Can The Cloud and Virtualisation Reduce Your Energy Bills?

17 January 2017

Modern IT equipment is now more energy efficient than in the past, but it still costs money to run. This includes the PCs on each person’s desk, the equipment in your server room, as well as the air conditioning unit you might have running in the server room to keep the equipment cool.

There was a time when you had no choice but to build an IT infrastructure in this way. The internet and the cloud now give you an alternative.

In theory, you could probably run your business with a fraction of the physical computers you currently have on the premises. You could probably also run your business with fewer – or even zero – on-site servers.

With fewer computers and servers, your business will use less electricity so you get the cheapest business electricity bills possible.

How Does It Work

The internet makes this possible. Instead of setting up a completely physical IT infrastructure at your location, this is set up in the cloud, i.e. a remote data centre. It means your business runs with virtual servers and your staff use virtual computers.

From a practical, day-to-day point of view, there is no difference. Your employees see exactly the same things on the screen as they do now. The difference is they will only have a screen, mouse, and keyboard at their desk as there is no actual computer. In addition, virtual servers can replace the physical machines in your server room.

Advantages and Disadvantages

We’ve already mentioned one of the key advantages of cloud computing and workstation/server virtualisation, i.e. reducing the amount of energy that you use. There are other advantages too. Firstly, you don’t have to spend money purchasing expensive IT equipment. Most virtualisation contracts are based on a monthly fee, so it is much easier to budget.

Also, management of the infrastructure – keeping it up-to-date, secure, and running efficiently – is the responsibility of your cloud provider. This reduces the IT management strain on your company.

In addition, the cloud provider is responsible for upgrading the hardware in their data centres and keeping everything modern. You, therefore, don’t have to worry about updating your equipment.

Also, the security in place at most cloud providers is to a very high standard, often to a higher standard than most SMEs have the ability or financial resources to implement.

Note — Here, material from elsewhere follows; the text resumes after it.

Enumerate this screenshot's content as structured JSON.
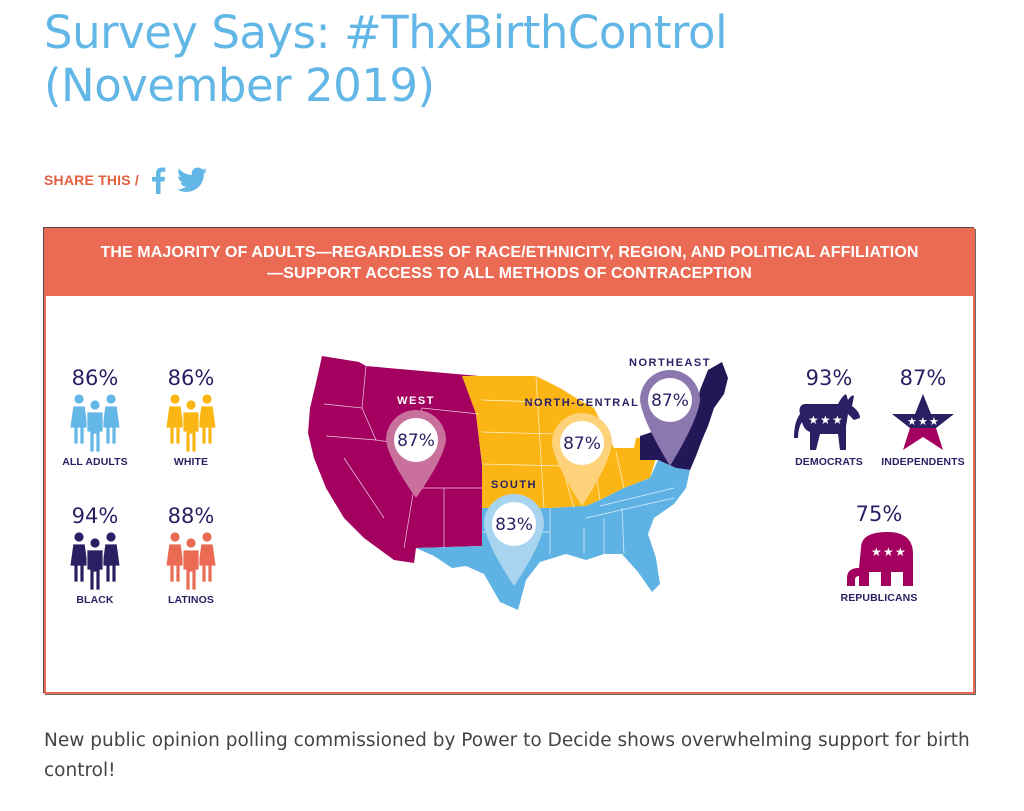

What about the disadvantages? This basically comes down to trust and control. Many business owners feel more comfortable with having their IT on-site and under their complete control, despite the challenges this presents (as described above). Relinquishing that control means putting trust into the cloud provider that your data is safe and secure, and that your privacy is protected.

The Energy Use Question

So, there are arguments for and against moving away from physical IT infrastructures and into the cloud. From an energy use point of view only, moving to the cloud will help to lower your bills.

In addition, you can also help protect the environment by choosing a provider who has good energy efficiency policies. In other words, you can cut your energy bills and reduce your impact on the environment.